Opinión

La farsa

Lo que ha ocurrido en el palacio de las Cortes, en el estreno de la legislatura, ha sido una farsa, capaz de desacreditar, hasta límites insoportables, las instituciones del Estado. Seguramente es lo que pretendían los farsantes, con la complacencia idiota de la izquierda y el servilismo de sus terminales judiciales y mediáticas. Nadie sabe aún qué han prometido o jurado los políticos catalanes presos ni los que les han acompañado en semejante despropósito. Sólo ha quedado meridianamente claro que no han prometido o jurado, ni por imperativo legal ni por nada, cumplir la Constitución con lealtad al Jefe del Estado, o sea al Rey en este caso. No está en su ánimo. Más bien han prometido o jurado todo lo contrario de manera estentórea. Ha sido una profanación del templo de la soberanía nacional, una ofensa al pueblo y una perversión de la libertad de expresión. Ha sido una farsa en el peor sentido de la palabra: «Engaño, ficción o simulación. Cosa que se hace para engañar». Y, en este mismo sentido, farsante es «el que simula sentimientos u opiniones que no tiene, para obtener provecho de ello». Exactamente es lo que ha pasado en la sesión más vergonzosa, desde el 23-F, en el Congreso de los Diputados. Sus actores principales y secundarios han dado razones de sobra a los que defienden, como ocurre en Alemania o en Francia, la ilegalización de los partidos separatistas, enemigos de la Constitución.

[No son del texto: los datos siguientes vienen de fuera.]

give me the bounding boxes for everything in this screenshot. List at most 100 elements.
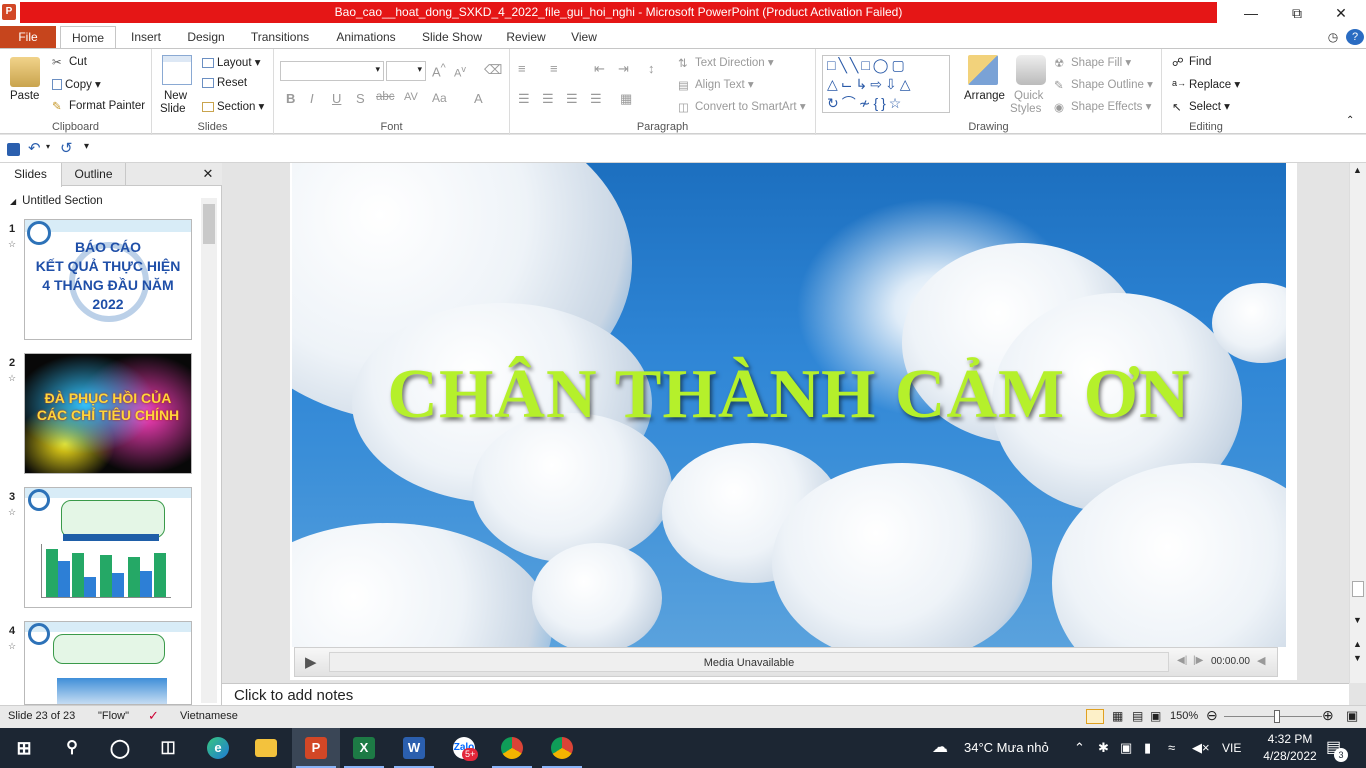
slide-sorter-icon[interactable]: ▦ [1112,709,1123,723]
notes-pane[interactable]: Click to add notes [222,683,1349,705]
quick-styles-button[interactable]: Quick [1014,90,1043,102]
clear-format-icon[interactable]: ⌫ [484,62,502,78]
section-header[interactable]: ◢ Untitled Section [0,190,200,212]
paste-button[interactable]: Paste [10,90,39,102]
taskbar-chrome[interactable] [488,728,536,768]
play-icon[interactable]: ▶ [305,653,317,671]
tab-insert[interactable]: Insert [122,26,170,49]
slide-thumbnail-1[interactable]: BÁO CÁO KẾT QUẢ THỰC HIỆN 4 THÁNG ĐẦU NĂ… [24,219,192,340]
section-button[interactable]: Section ▾ [202,99,264,113]
close-pane-icon[interactable]: ✕ [198,163,218,186]
bold-button[interactable]: B [286,91,295,106]
shapes-gallery[interactable]: □╲╲□◯▢ △⌙↳⇨⇩△ ↻⌒≁{}☆ [822,55,950,113]
skip-back-icon[interactable]: ◀| [1177,655,1187,666]
convert-smartart-button[interactable]: ◫ Convert to SmartArt ▾ [678,99,806,114]
text-direction-button[interactable]: ⇅ Text Direction ▾ [678,55,774,70]
increase-indent-icon[interactable]: ⇥ [618,61,629,77]
tab-transitions[interactable]: Transitions [244,26,316,49]
current-slide[interactable]: CHÂN THÀNH CẢM ƠN ▶ Media Unavailable ◀|… [290,163,1297,680]
wifi-icon[interactable]: ≈ [1168,728,1175,768]
zoom-out-icon[interactable]: ⊖ [1206,707,1218,724]
taskbar-word[interactable]: W [390,728,438,768]
minimize-button[interactable]: — [1228,0,1274,26]
align-center-icon[interactable]: ☰ [542,91,554,107]
thank-you-heading[interactable]: CHÂN THÀNH CẢM ƠN [292,355,1286,435]
redo-icon[interactable]: ↺ [60,139,73,157]
restore-button[interactable]: ⧉ [1274,0,1320,26]
undo-icon[interactable]: ↶ [28,139,41,157]
zoom-level[interactable]: 150% [1170,710,1198,722]
start-button[interactable]: ⊞ [0,728,48,768]
zoom-slider[interactable] [1224,716,1322,717]
taskbar-file-explorer[interactable] [242,728,290,768]
volume-icon[interactable]: ◀ [1257,654,1265,667]
new-slide-button-line2[interactable]: Slide [160,103,186,115]
scroll-thumb[interactable] [1352,581,1364,597]
next-slide-icon[interactable]: ▼ [1353,653,1362,663]
justify-icon[interactable]: ☰ [590,91,602,107]
slide-thumbnail-4[interactable] [24,621,192,705]
tab-slide-show[interactable]: Slide Show [416,26,488,49]
bluetooth-icon[interactable]: ✱ [1098,728,1109,768]
replace-button[interactable]: a→ Replace ▾ [1172,77,1240,92]
media-progress-bar[interactable]: Media Unavailable [329,652,1169,672]
shape-fill-button[interactable]: ☢ Shape Fill ▾ [1054,55,1131,70]
slides-pane-scrollbar[interactable] [201,198,217,703]
undo-dropdown-icon[interactable]: ▾ [46,142,50,151]
fit-to-window-icon[interactable]: ▣ [1346,708,1358,724]
change-case-icon[interactable]: Aa [432,91,447,105]
bullets-icon[interactable]: ≡ [518,61,526,76]
align-left-icon[interactable]: ☰ [518,91,530,107]
font-family-select[interactable]: ▾ [280,61,384,81]
shrink-font-icon[interactable]: Av [454,64,466,80]
align-right-icon[interactable]: ☰ [566,91,578,107]
align-text-button[interactable]: ▤ Align Text ▾ [678,77,754,92]
slide-show-icon[interactable]: ▣ [1150,709,1161,723]
underline-button[interactable]: U [332,91,341,106]
shape-effects-button[interactable]: ◉ Shape Effects ▾ [1054,99,1151,114]
font-size-select[interactable]: ▾ [386,61,426,81]
clock[interactable]: 4:32 PM 4/28/2022 [1258,731,1322,765]
tab-slides[interactable]: Slides [0,163,62,187]
tab-design[interactable]: Design [180,26,232,49]
font-color-icon[interactable]: A [474,91,483,106]
layout-button[interactable]: Layout ▾ [202,55,261,69]
taskbar-excel[interactable]: X [340,728,388,768]
weather-text[interactable]: 34°C Mưa nhỏ [964,728,1049,768]
shape-outline-button[interactable]: ✎ Shape Outline ▾ [1054,77,1153,92]
taskbar-edge[interactable]: e [194,728,242,768]
scroll-down-icon[interactable]: ▼ [1353,615,1362,625]
search-button[interactable]: ⚲ [48,728,96,768]
skip-forward-icon[interactable]: |▶ [1193,655,1203,666]
save-icon[interactable] [7,143,20,156]
arrange-button[interactable]: Arrange [964,90,1005,102]
new-slide-button[interactable]: New [164,90,187,102]
powerpoint-logo-icon[interactable]: P [2,4,16,20]
security-icon[interactable]: ▣ [1120,728,1132,768]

El espectáculo ofrecido por los representantes del pueblo español tenía poco que ver, salvo en el pintoresquismo de algunos personajes, su desaliño y la cara de simples actores secundarios con el apuntador detrás a la hora de la proclama, con la farsa en el sentido de diversión popular, de la que habla Benavente y a la que tan aficionados somos los españoles cuando nos da por reímos de nosotros mismos. Vale la pena recordar el prólogo de «Los intereses creados» si nos empeñamos en ver en la disparatada sesión de las Cortes un episodio genuino y teatral de nuestra forma castiza de hacer política: «He aquí el tinglado de la antigua farsa, la que alivió en las posadas aldeanas el cansancio de los trajinantes, la que embobó en las plazas de humildes lugares a los simples villanos, la que juntó en ciudades populosas a los más variados concursos». Ahí estamos. En esto no cambiamos. Pero nunca habíamos llegado a representar con tanta ostentación, desde la tarde-noche de los guardias civiles, esta antigua farsa en el palacio de la Carrera de San Jerónimo.